Sir Peter Mansfield, professor of physics at the University of Nottingham and a pioneer in the development of the MRI scanner, was awarded the 2003 Nobel prize in physiology or medicine (shared with Paul Lauterbur). He was born in Lambeth, London, the youngest of three sons of Sidney George Mansfield, a gas fitter, and Rose Lilian Mansfield née Turner, who had worked as a waitress in a Lyons’ Corner House. He grew up in Camberwell during the Second World War and was evacuated three times – to Sevenoaks in Kent and twice to Torquay in Devon.

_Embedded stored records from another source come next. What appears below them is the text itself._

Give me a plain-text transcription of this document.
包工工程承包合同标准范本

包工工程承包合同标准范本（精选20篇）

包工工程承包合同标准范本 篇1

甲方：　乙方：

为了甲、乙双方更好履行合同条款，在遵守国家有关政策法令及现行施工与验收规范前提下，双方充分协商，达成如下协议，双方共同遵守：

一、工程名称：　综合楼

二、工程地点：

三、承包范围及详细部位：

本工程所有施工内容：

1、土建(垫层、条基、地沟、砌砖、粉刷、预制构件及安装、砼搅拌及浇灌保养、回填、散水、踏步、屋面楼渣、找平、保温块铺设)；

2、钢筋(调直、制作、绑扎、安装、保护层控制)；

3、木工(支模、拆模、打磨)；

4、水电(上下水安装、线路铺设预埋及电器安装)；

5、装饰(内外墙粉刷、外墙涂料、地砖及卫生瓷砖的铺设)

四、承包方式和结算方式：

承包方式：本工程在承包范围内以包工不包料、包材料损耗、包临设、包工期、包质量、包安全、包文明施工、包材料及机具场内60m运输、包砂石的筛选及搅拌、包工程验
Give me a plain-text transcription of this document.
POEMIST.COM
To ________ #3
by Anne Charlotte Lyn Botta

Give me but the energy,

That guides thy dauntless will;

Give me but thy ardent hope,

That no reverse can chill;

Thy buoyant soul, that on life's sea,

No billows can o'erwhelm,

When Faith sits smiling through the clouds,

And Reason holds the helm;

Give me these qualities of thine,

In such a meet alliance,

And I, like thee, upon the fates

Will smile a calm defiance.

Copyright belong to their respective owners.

Back in London, he sat his 11 plus exam with no notice and no time for preparation, failed and was sent to a central school in Peckham. At 15 he was told by a careers teacher that he wasn’t suited to science. He left school shortly afterwards to work as a printer’s assistant, but continued to study at evening classes.
By the age of 18 he had developed an interest in rockets and applied for a job with the rocket propulsion department of the Ministry of Supply in Westcott, Buckinghamshire. After 18 months, he carried out his compulsory two-year National Service in the Army. He then returned to Westcott, began studying for his A levels at night school and subsequently gained a place to study physics at Queen Mary College, University of London.
He graduated with a first-class degree in 1959. For his final year project, supervised by Jack Powles, he was tasked with designing a portable, transistor-based spectrometer to measure the Earth’s magnetic field. Powles then offered Mansfield a place in his nuclear magnetic resonance (NMR) research group, with a project to build a pulsed NMR spectrometer to study solid polymer systems. He was awarded his PhD in 1962. He then went to the University of Illinois at Urbana-Champaign for postdoctoral research with Charles Slichter. Here he carried out an NMR study of doped metals.
In 1964 Mansfield returned to the UK as a lecturer at Nottingham University. He became a senior lecturer in 1968, a reader in 1970 and was appointed as a professor in 1979, a post he held until his retirement in 1994.
At Nottingham he continued his studies of multi-pulse NMR and, with the help of grants from the Medical Research Council, developed MRI equipment. He is credited with inventing ‘slice selection’ for MRI and understanding how radio signals from MRI equipment can be mathematically analysed, meaning the signals could be interpreted, creating useful images as scans. Following the long-standing tradition of self-experimentation in science, in 1978 he became the first person to step inside a full scanner and be scanned.
In 1987, he was elected as a fellow of the Royal Society, he was knighted in 1993 and in 2003 he was awarded the Nobel prize for his work on MRI. He was made an honorary fellow of the Royal College of Physicians in 2004. He wrote his memoir The long road to Stockholm: the story of magnetic resonance imaging: an autobiography (Oxford, Oxford University Press) in 2013.
In Nottingham, the Sir Peter Mansfield Imaging Centre, named in his honour, continues his work. He was survived by his widow, Jean Margaret (née Kibble), whom he married in 1962, their two daughters, Gillian and Sarah, and four granddaughters.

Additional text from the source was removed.